Она зачем-то проследила за моим взглядом, и произнесла, неожиданно серьезно:
— Только, умоляю, не спрашивайте меня: не родственница ли я революционера? Вы не можете себе представить, сколько раз в день я отвечаю на вопрос, который не интересует ни того, кто спрашивает, ни тем более меня…
«А она не дура, — подумал я. — Во всяком случае, можно запросто себя в этом убедить».
Я спросил:
— Что вас заставляет работать в такси?
Ирина Куйбышева усмехнулась:
— Нужда. Зарабатываю на второе высшее. Первое не взошло. Стало неинтересно.
Глаза у нее были большие. Шея длинная. Вообще, с фигурой все хорошо. И с речью. И смеялась не раздражающе, правильным смехом.
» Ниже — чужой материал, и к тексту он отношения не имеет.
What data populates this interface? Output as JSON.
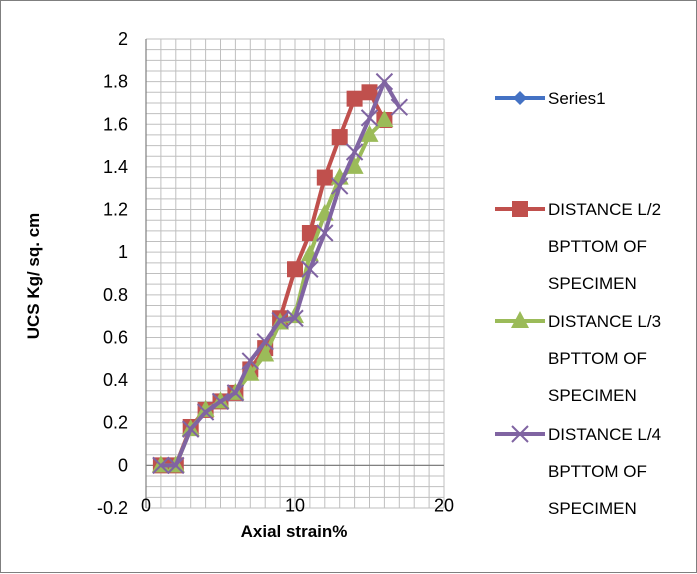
{
  "chart_data": {
    "type": "line",
    "xlabel": "Axial strain%",
    "ylabel": "UCS Kg/ sq. cm",
    "xlim": [
      0,
      20
    ],
    "ylim": [
      -0.2,
      2
    ],
    "xticks": [
      "0",
      "10",
      "20"
    ],
    "xtick_values": [
      0,
      10,
      20
    ],
    "yticks": [
      "-0.2",
      "0",
      "0.2",
      "0.4",
      "0.6",
      "0.8",
      "1",
      "1.2",
      "1.4",
      "1.6",
      "1.8",
      "2"
    ],
    "ytick_values": [
      -0.2,
      0,
      0.2,
      0.4,
      0.6,
      0.8,
      1,
      1.2,
      1.4,
      1.6,
      1.8,
      2
    ],
    "grid": true,
    "legend_position": "right",
    "series": [
      {
        "name": "Series1",
        "color": "#4472c4",
        "marker": "diamond",
        "x": [],
        "y": []
      },
      {
        "name": "DISTANCE L/2 BPTTOM OF SPECIMEN",
        "legend_lines": [
          "DISTANCE L/2",
          "BPTTOM OF",
          "SPECIMEN"
        ],
        "color": "#c0504d",
        "marker": "square",
        "x": [
          1,
          2,
          3,
          4,
          5,
          6,
          7,
          8,
          9,
          10,
          11,
          12,
          13,
          14,
          15,
          16
        ],
        "y": [
          0,
          0,
          0.18,
          0.26,
          0.3,
          0.34,
          0.45,
          0.55,
          0.69,
          0.92,
          1.09,
          1.35,
          1.54,
          1.72,
          1.75,
          1.62
        ]
      },
      {
        "name": "DISTANCE L/3 BPTTOM OF SPECIMEN",
        "legend_lines": [
          "DISTANCE L/3",
          "BPTTOM OF",
          "SPECIMEN"
        ],
        "color": "#9bbb59",
        "marker": "triangle",
        "x": [
          1,
          2,
          3,
          4,
          5,
          6,
          7,
          8,
          9,
          10,
          11,
          12,
          13,
          14,
          15,
          16
        ],
        "y": [
          0,
          0,
          0.17,
          0.26,
          0.3,
          0.34,
          0.43,
          0.52,
          0.67,
          0.7,
          0.99,
          1.18,
          1.35,
          1.4,
          1.55,
          1.62
        ]
      },
      {
        "name": "DISTANCE L/4 BPTTOM OF SPECIMEN",
        "legend_lines": [
          "DISTANCE L/4",
          "BPTTOM OF",
          "SPECIMEN"
        ],
        "color": "#8064a2",
        "marker": "x",
        "x": [
          1,
          2,
          3,
          4,
          5,
          6,
          7,
          8,
          9,
          10,
          11,
          12,
          13,
          14,
          15,
          16,
          17
        ],
        "y": [
          0,
          0,
          0.17,
          0.25,
          0.3,
          0.34,
          0.49,
          0.58,
          0.68,
          0.69,
          0.92,
          1.09,
          1.31,
          1.47,
          1.63,
          1.8,
          1.68
        ]
      }
    ]
  }
}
Вечер продолжал быть томным.
Иван, 48 лет, прораб:
— Да вообще, нет у меня никаких проблем… Жена говорит: проблемы у тебя. А я лично так не считаю. Все люди разные, правильно я говорю? Ну вот. У одних, значит, так, а у других, значит, по-другому.
Я жену уважаю. Мы десять лет вместе. И у нас ребенок есть. Один. Так что все хорошо. Ну, значит, поскольку уважаю, то она с просьбой, и я пришел. Хотя не считаю, что это проблема вообще.
Огромный мужик. Огромное все — руки, кисти, шея… Гигант.
Говорит стесняясь.
Видно, что вообще не особо-то говорун, а тут еще тема такая…
— Ну, ей обещал, что вам честно скажу. Она в машине сидит — сразу спросит. А я ей не вру. Не знаю почему. Начальникам там, друзьям, сыну… У нас сын… Особенно когда жизнь облегчает вранье — тогда всегда. А ей — нет, Светке моей. Не могу чего-то.
И вот она меня спросит: «Честно сказал про проблему?» И я ей должен ответить: «Сказал». Хотя сам это проблемой не считаю. Вообще. Я сплю последнее время плохо. У меня депрессия бывает. Тоскливо так. Ни от чего. Иногда так тоскливо, что хоть вой. Ну, я к врачам ходил. Они говорили со мной, лекарство прописали. «Негрустин» называется. Сказали: с него надо начать. А я вот думаю: может серьезное лекарство так называться? Не знаю… Но я врачам этим… Кандидатам в доктора, как Высоцкий пел, помните?.. Я им про проблему эту не говорил, потому что не считаю это проблемой.
А вам скажу. Потому что жене обещал.
— Иван, ну раз решились — говорите. Только если проблема медицинская, я вам вряд ли смогу помочь.
— Так это не проблема. Жена так считает, что проблема. А я не считаю.